It doesn’t matter whether the child is 4, 8, or 13. With our 5 tips, you will get more information out of your child in the future.
5 tips on how to get your child to talk
#1 Start early
Talk to your child a lot right from the start and start the dialogue with them as soon as they can answer – even if it’s just single words. Establishing a routine from preschool in that you talk to each other about your day once a day (before bed or whenever it suits your routine) will become a natural communication pattern for your child.
#2 Be patient
Your child may refuse to answer direct questions. Then don’t build up pressure, but take it out by simply spending time with your child, playing with him, reading books, and talking about yourself. This way you give your sweetheart room to open up in a self-determined manner.
#3 Be silly
Children can often be “captured” simply by making them laugh with a surprising and silly question, e.g. E.g.: “What did the elephants eat for lunch in the daycare center today?”. Or you come up with a funny thesis and give your child the chance to correct you. Example: “I heard you learned in math today how many snowmen fit in a sauna.”
#4 Be cunning
Another way to get your child to tell more about themselves and their life is the mirror method.

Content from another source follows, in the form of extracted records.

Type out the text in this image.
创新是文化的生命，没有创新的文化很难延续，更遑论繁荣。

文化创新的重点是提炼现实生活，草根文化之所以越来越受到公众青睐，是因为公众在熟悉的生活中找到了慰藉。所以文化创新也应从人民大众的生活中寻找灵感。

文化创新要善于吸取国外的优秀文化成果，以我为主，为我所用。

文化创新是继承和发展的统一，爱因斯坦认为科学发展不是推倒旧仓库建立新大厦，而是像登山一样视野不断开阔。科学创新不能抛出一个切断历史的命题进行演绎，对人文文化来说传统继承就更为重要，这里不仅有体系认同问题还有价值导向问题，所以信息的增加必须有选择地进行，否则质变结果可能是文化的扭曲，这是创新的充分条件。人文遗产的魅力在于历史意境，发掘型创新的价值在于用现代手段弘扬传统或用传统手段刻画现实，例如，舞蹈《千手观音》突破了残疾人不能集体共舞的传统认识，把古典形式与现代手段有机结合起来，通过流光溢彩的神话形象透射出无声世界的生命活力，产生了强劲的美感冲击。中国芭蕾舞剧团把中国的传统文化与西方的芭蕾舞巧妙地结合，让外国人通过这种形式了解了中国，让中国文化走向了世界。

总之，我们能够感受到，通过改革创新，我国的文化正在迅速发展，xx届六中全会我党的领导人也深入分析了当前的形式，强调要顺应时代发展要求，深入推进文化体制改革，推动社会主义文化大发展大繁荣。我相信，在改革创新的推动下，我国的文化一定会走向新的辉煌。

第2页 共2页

Especially with older children approaching or in their teens, it often works if you ask your child for advice that reflects your child’s situation.
#5 Telling counts
Listen carefully to your child whenever possible (yes, we know this isn’t always possible, but it’s good to keep reminding yourself that your child deserves your undivided attention). This is especially important if your child tends to be the silent type. These children in particular only tell things that are particularly important to them, and that should also be particularly important to your parents (even if it may not seem so to you at first).
This is how the psychologist Owen gets his own child to talk
And finally, we let the expert Dr. Shane Owens from the fatherly article: “You can undermine your children’s resistance by asking your questions in a particularly funny way or by asking them the wrong way,” says the psychologist. “My wife and I often ask our daughter things like, ‘Did you eat three bagels for lunch today?’ to get our daughter – who is a picky eater and sparing on details – to tell us what she actually ate. She loves to scold us for saying something wrong or silly.”